There were 6,336 housing units, of which 7.2% were vacant. The homeowner vacancy rate was 1.8% and the rental vacancy rate was 6.6%.

Racial composition as of the 2020 census
| Race | Number | Percent |
|---|---|---|
| White | 10,956 | 82.6% |
| Black or African American | 772 | 5.8% |
| American Indian and Alaska Native | 16 | 0.1% |
| Asian | 333 | 2.5% |
| Native Hawaiian and Other Pacific Islander | 2 | 0.0% |
| Some other race | 285 | 2.1% |
| Two or more races | 907 | 6.8% |
| Hispanic or Latino (of any race) | 1,145 | 8.6% |

===2000 census===

As of the census of 2000, there were 13,380 people, 5,545 households, and 3,476 families residing in the CDP. The population density was 993.6 PD/sqmi. There were 5,922 housing units at an average density of 439.8 /sqmi. The racial makeup of the CDP was 92.99% White, 3.45% African American, 0.28% Native American, 0.90% Asian, 0.03% Pacific Islander, 0.75% from other races, and 1.59% from two or more races. Hispanic or Latino of any race were 3.51% of the population.

There were 5,545 households, out of which 27.4% had children under the age of 18 living with them, 52.9% were married couples living together, 7.5% had a female householder with no husband present, and 37.3% were non-families. 34.4% of all households were made up of individuals, and 28.5% had someone living alone who was 65 years of age or older. The average household size was 2.38 and the average family size was 3.09.

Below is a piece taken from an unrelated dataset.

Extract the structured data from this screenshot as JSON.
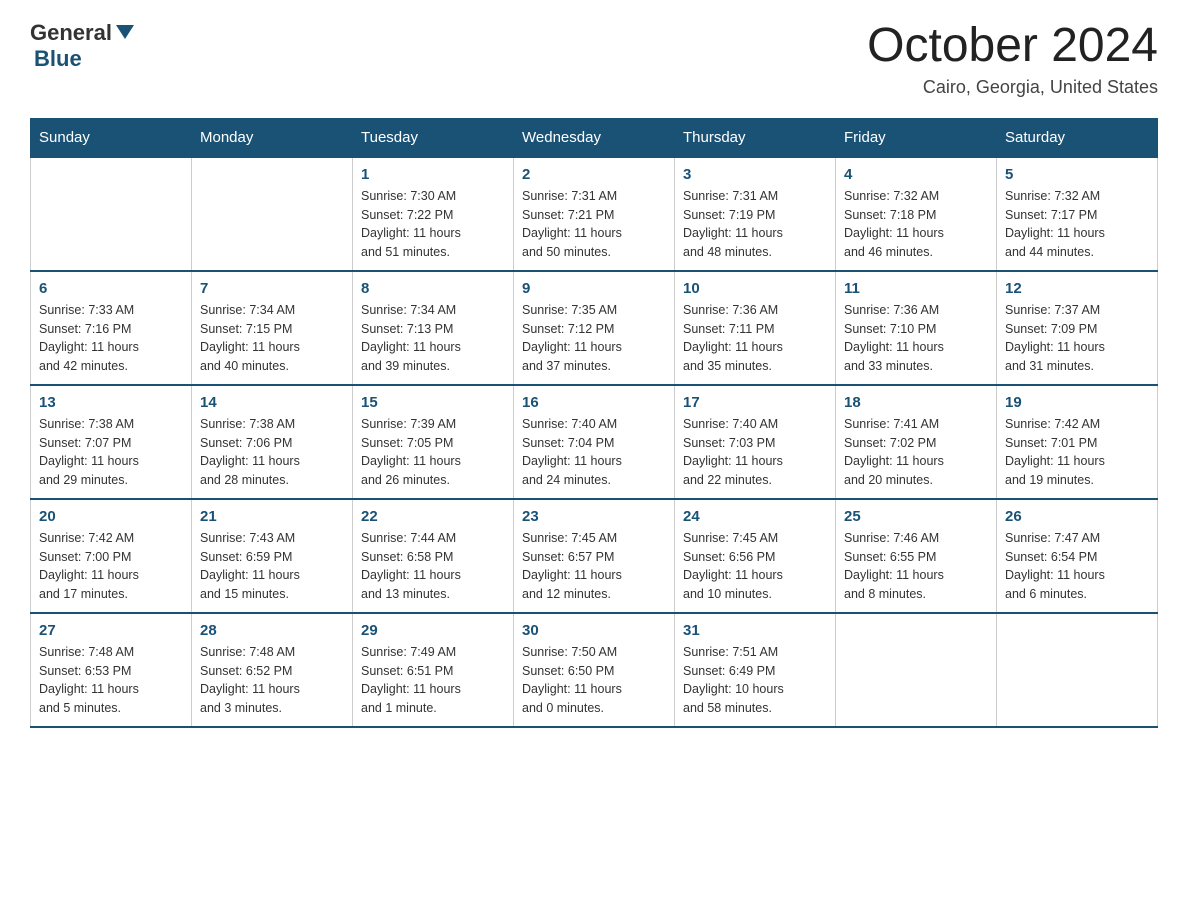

In the CDP, the population was spread out, with 23.2% under the age of 18, 5.4% from 18 to 24, 24.5% from 25 to 44, 17.8% from 45 to 64, and 29.1% who were 65 years of age or older. The median age was 43 years. For every 100 females, there were 82.9 males. For every 100 females age 18 and over, there were 76.9 males.

The median income for a household in the CDP was $44,140, and the median income for a family was $60,039. Males had a median income of $49,539 versus $31,384 for females. The per capita income for the CDP was $23,387. About 4.4% of families and 6.5% of the population were below the poverty threshold, including 7.5% of those under age 18 and 6.0% of those age 65 or over.

==Education==
Ridge is served by the Longwood Central School District, which at 58 sqmi is the largest school district on Long Island.

==Media==
- Radio stations W293BT and WLIX-LP are licensed to serve Ridge.
- Transmitter facilities for WCBS-TV's translator station, and WLNY-TV are located in Ridge.